Suara pintu terbuka, di sana Diah menunduk saat melihat Gusti ada di sana, dan membuka pintu sedikit lebar. Seorang wanita paruh baya yang sangat dia kenal, berjalan menuju bed Aura. Gusti merasa was-was, jika dia harus dihadapkan dengan ibunya saat ini. Wanita paruh baya itu adalah ibu kandungnya, yang telah menjodohkan dirinya dengan Aura. Gadis belia yang telah lumpuh, karena kecelakaan yang menimpanya.
Ira menatap Gusti dengan perasaan penuh rasa kecewa, dia tahu anak semata wayangnya ini tidak memperlakukan Aura dengan baik. Bahkan Ira sudah memprediksikan jika suatu hari nanti Aura akan benar-benar terluka. Ira juga merasa bersalah atas apa yang menimpa Aura, dan membuat hancur segala mimpinya.

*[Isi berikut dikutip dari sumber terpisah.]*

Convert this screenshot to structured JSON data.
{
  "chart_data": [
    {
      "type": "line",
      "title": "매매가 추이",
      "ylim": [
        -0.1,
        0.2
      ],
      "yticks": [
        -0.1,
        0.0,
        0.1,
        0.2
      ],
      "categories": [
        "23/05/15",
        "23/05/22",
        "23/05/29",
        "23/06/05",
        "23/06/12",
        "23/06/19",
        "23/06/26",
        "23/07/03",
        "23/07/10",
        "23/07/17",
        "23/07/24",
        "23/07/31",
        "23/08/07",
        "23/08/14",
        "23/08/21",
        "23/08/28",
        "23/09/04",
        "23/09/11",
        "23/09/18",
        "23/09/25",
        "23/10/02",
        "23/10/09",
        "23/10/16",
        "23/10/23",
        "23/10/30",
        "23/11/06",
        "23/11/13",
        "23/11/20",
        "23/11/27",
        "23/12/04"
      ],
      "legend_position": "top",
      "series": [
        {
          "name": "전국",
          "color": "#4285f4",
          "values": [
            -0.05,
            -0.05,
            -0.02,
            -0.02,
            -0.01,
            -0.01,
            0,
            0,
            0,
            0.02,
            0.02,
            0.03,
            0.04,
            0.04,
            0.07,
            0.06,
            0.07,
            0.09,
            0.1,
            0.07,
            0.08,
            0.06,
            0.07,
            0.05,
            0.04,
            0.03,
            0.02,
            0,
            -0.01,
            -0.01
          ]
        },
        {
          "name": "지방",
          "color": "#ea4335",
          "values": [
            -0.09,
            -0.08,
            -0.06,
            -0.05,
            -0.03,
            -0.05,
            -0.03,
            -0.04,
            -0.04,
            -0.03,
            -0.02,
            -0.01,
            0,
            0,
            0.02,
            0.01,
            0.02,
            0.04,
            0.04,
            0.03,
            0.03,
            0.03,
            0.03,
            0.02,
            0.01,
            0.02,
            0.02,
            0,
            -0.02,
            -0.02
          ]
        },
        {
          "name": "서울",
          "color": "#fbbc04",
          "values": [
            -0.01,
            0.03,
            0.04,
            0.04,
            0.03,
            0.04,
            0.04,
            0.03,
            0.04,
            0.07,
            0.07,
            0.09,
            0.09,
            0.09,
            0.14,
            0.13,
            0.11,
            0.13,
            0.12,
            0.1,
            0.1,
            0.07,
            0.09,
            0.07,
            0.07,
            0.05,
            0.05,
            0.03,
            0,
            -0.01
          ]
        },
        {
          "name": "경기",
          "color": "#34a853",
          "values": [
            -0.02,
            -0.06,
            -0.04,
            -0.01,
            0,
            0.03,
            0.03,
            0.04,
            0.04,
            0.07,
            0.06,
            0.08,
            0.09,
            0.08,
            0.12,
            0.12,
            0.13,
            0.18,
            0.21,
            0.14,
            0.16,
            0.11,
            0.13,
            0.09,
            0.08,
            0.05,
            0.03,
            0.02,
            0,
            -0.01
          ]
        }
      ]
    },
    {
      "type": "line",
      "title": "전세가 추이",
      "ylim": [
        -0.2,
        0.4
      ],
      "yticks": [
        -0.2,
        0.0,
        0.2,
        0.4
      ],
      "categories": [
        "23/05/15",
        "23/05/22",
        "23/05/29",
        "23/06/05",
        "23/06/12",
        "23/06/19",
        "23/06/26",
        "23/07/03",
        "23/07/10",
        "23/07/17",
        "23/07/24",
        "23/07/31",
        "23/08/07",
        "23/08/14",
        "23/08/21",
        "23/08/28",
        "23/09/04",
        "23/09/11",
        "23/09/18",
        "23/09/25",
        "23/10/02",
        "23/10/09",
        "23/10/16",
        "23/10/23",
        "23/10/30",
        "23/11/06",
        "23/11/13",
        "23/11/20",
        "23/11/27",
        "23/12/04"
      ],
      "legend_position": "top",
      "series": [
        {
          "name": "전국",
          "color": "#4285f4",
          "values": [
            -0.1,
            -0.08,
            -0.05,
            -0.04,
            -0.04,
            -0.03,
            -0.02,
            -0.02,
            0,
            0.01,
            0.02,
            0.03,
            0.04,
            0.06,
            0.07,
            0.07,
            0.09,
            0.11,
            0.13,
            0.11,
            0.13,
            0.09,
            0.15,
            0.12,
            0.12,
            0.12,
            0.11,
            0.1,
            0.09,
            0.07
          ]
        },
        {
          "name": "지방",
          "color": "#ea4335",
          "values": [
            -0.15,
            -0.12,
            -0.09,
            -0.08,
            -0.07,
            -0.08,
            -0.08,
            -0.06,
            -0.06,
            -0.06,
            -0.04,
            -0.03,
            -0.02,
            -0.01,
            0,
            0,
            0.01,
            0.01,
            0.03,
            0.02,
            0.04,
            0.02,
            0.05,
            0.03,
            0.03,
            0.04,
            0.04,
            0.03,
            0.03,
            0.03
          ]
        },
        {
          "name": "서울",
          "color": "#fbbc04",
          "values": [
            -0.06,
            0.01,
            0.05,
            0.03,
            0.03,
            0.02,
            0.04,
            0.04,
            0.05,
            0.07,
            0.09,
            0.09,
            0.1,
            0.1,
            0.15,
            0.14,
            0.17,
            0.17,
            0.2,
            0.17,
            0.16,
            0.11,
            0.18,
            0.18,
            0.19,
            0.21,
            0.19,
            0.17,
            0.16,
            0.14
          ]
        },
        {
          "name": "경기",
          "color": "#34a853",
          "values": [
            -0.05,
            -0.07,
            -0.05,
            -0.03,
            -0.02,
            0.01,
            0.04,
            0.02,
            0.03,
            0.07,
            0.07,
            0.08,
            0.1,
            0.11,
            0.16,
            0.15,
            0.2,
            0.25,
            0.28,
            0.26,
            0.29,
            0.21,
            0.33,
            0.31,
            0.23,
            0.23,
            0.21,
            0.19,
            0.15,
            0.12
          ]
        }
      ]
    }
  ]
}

"Apa susahnya sih menerima Aura?" tanya Ira.
"Susah Bun, karena aku tidak cinta sama dia," tunjuknya pada Aura yang masih terlelap.
"Buka hatimu, Nak. Bertahan dan ikhlas, karena Sanee bukan lagi milikmu," sekali lagi Ira memperingatkan Gusti, dan menyadarkan dirinya dari obsesi.
"Bertahan? Dengan perempuan itu? Bunda cukup membuat keputusan sendiri. Karena aku akan benar-benar meninggalkan perempuan itu!" seru Gusti.
"Gusti!" bentak Ira.
"Aku nggak ingin terjebak dengan perempuan cacat seperti dia!" tunjuknya pada Aura.